Many thanks for your time and thoughtful reply, togb!

togb
Posts: 165
Joined: Mon Oct 23, 2017 8:36 pm

Re: Feeling late to the game and hoping healthcare savings will help. Thoughts?

Post by togb » Mon May 13, 2019 8:49 pm

I agree with you that you are right. You have not shared enough information for anyone to be able to tell for sure. And that's okay if you are not comfortable. Here's some stuff to mull over.

1. 85% of your living expense is not the same as 100%. And you will pay tax on your pension, so gross vs net is vitally important.
2. No one ever thinks they are getting divorced, and half are wrong. (I was wrong, and trust me, it set me back) Your retirement savings are very uneven, and if you divorce, your 85% will become 42.5%; while you would get have of hers... that won't be much offset.
3. Suggest you determine your true required and desired spending in retirement, including getting a handle on likely medical expenses. (this is the area you are probably best prepared)
4. Once you have that number, deduct your pension amount, your SS amount. Be sure to adjust these for taxes, as you cannot spend the gross, only the net.

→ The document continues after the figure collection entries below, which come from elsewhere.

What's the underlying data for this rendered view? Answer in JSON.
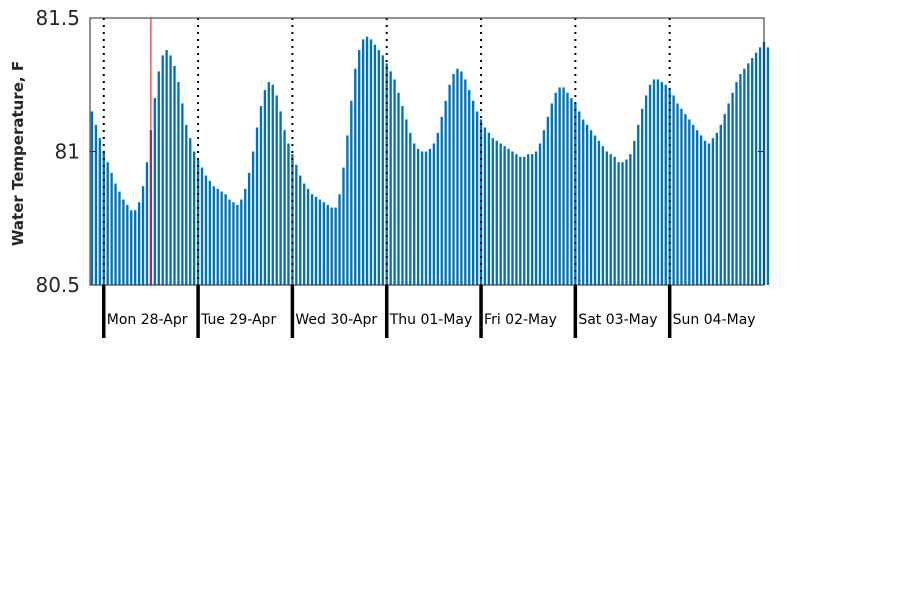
{
  "chart_data": {
    "type": "bar",
    "title": "",
    "xlabel": "",
    "ylabel": "Water Temperature, F",
    "ylim": [
      80.5,
      81.5
    ],
    "yticks": [
      80.5,
      81,
      81.5
    ],
    "grid": false,
    "legend": "none",
    "bar_color": "#0072bd",
    "marker_color": "#ff0000",
    "x_start": "Sun 27-Apr 20:30",
    "x_interval_minutes": 60,
    "x_end": "Mon 05-May 00:00",
    "marker_x": "Mon 28-Apr 12:00",
    "day_labels": [
      "Mon 28-Apr",
      "Tue 29-Apr",
      "Wed 30-Apr",
      "Thu 01-May",
      "Fri 02-May",
      "Sat 03-May",
      "Sun 04-May"
    ],
    "series": [
      {
        "values": [
          81.15,
          81.1,
          81.05,
          81.0,
          80.96,
          80.92,
          80.88,
          80.85,
          80.82,
          80.8,
          80.78,
          80.78,
          80.81,
          80.87,
          80.96,
          81.08,
          81.2,
          81.3,
          81.36,
          81.38,
          81.36,
          81.32,
          81.26,
          81.18,
          81.1,
          81.05,
          81.0,
          80.97,
          80.94,
          80.91,
          80.89,
          80.87,
          80.86,
          80.85,
          80.84,
          80.82,
          80.81,
          80.8,
          80.82,
          80.86,
          80.92,
          81.0,
          81.09,
          81.17,
          81.23,
          81.26,
          81.25,
          81.21,
          81.15,
          81.08,
          81.03,
          80.99,
          80.95,
          80.91,
          80.88,
          80.86,
          80.84,
          80.83,
          80.82,
          80.81,
          80.8,
          80.79,
          80.79,
          80.84,
          80.94,
          81.06,
          81.19,
          81.31,
          81.38,
          81.42,
          81.43,
          81.42,
          81.4,
          81.38,
          81.36,
          81.33,
          81.3,
          81.27,
          81.22,
          81.17,
          81.12,
          81.07,
          81.03,
          81.01,
          81.0,
          81.0,
          81.01,
          81.03,
          81.07,
          81.13,
          81.19,
          81.25,
          81.29,
          81.31,
          81.3,
          81.27,
          81.23,
          81.19,
          81.15,
          81.12,
          81.09,
          81.07,
          81.05,
          81.04,
          81.03,
          81.02,
          81.01,
          81.0,
          80.99,
          80.98,
          80.98,
          80.99,
          80.99,
          81.0,
          81.03,
          81.08,
          81.13,
          81.18,
          81.22,
          81.24,
          81.24,
          81.22,
          81.2,
          81.18,
          81.15,
          81.12,
          81.1,
          81.08,
          81.06,
          81.04,
          81.02,
          81.0,
          80.99,
          80.98,
          80.96,
          80.96,
          80.97,
          80.99,
          81.04,
          81.1,
          81.16,
          81.21,
          81.25,
          81.27,
          81.27,
          81.26,
          81.25,
          81.23,
          81.21,
          81.18,
          81.16,
          81.14,
          81.12,
          81.1,
          81.08,
          81.06,
          81.04,
          81.03,
          81.05,
          81.07,
          81.1,
          81.14,
          81.18,
          81.22,
          81.26,
          81.29,
          81.31,
          81.33,
          81.35,
          81.37,
          81.39,
          81.41,
          81.39
        ]
      }
    ]
  }
}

The difference is what your retirement portfolio should provide. Multiple that amount by 25 for your minimum portfolio amount. If you wnat to be safe, multiply it by 30 and that's your conservative target.

Then make a plan to hit that target before you retire. For the plan to be realistic, you need to include expenses, the assistance you're going to provide your children for college, and I like to include a "buffer" just in case. When I got granular about this exercise, I realized my working assumption that a million dollars would be ample-- it just seemed like so much, right? Well, I was wrong. In my case it's not enough. I had to get real about my target. Once you do that work then you will get clarity, and likely become quite disciplined about getting to your number.

Forgive me if in my desire to be clear, I am being blunt. My intent is to challenge your thinking in a way that helps you get clear on this.

Topic Author
peaceseeker
Posts: 3
Joined: Thu Apr 25, 2019 10:20 am

Re: Feeling late to the game and hoping healthcare savings will help. Thoughts?

Post by peaceseeker » Tue May 14, 2019 8:46 pm

togb,

Your directness/bluntness is appreciated. Thanks for the response. It costs about 4 to 5 K per month for our expenses (With the difference being what stuff we would cut if we had to) so if that info helps comment on stuff feel free. Again - Not offended by bluntness. In the meantime, I will try to approach our situation from the perspectives you suggested and crunch the numbers. Thanks again for taking the time to review and comment.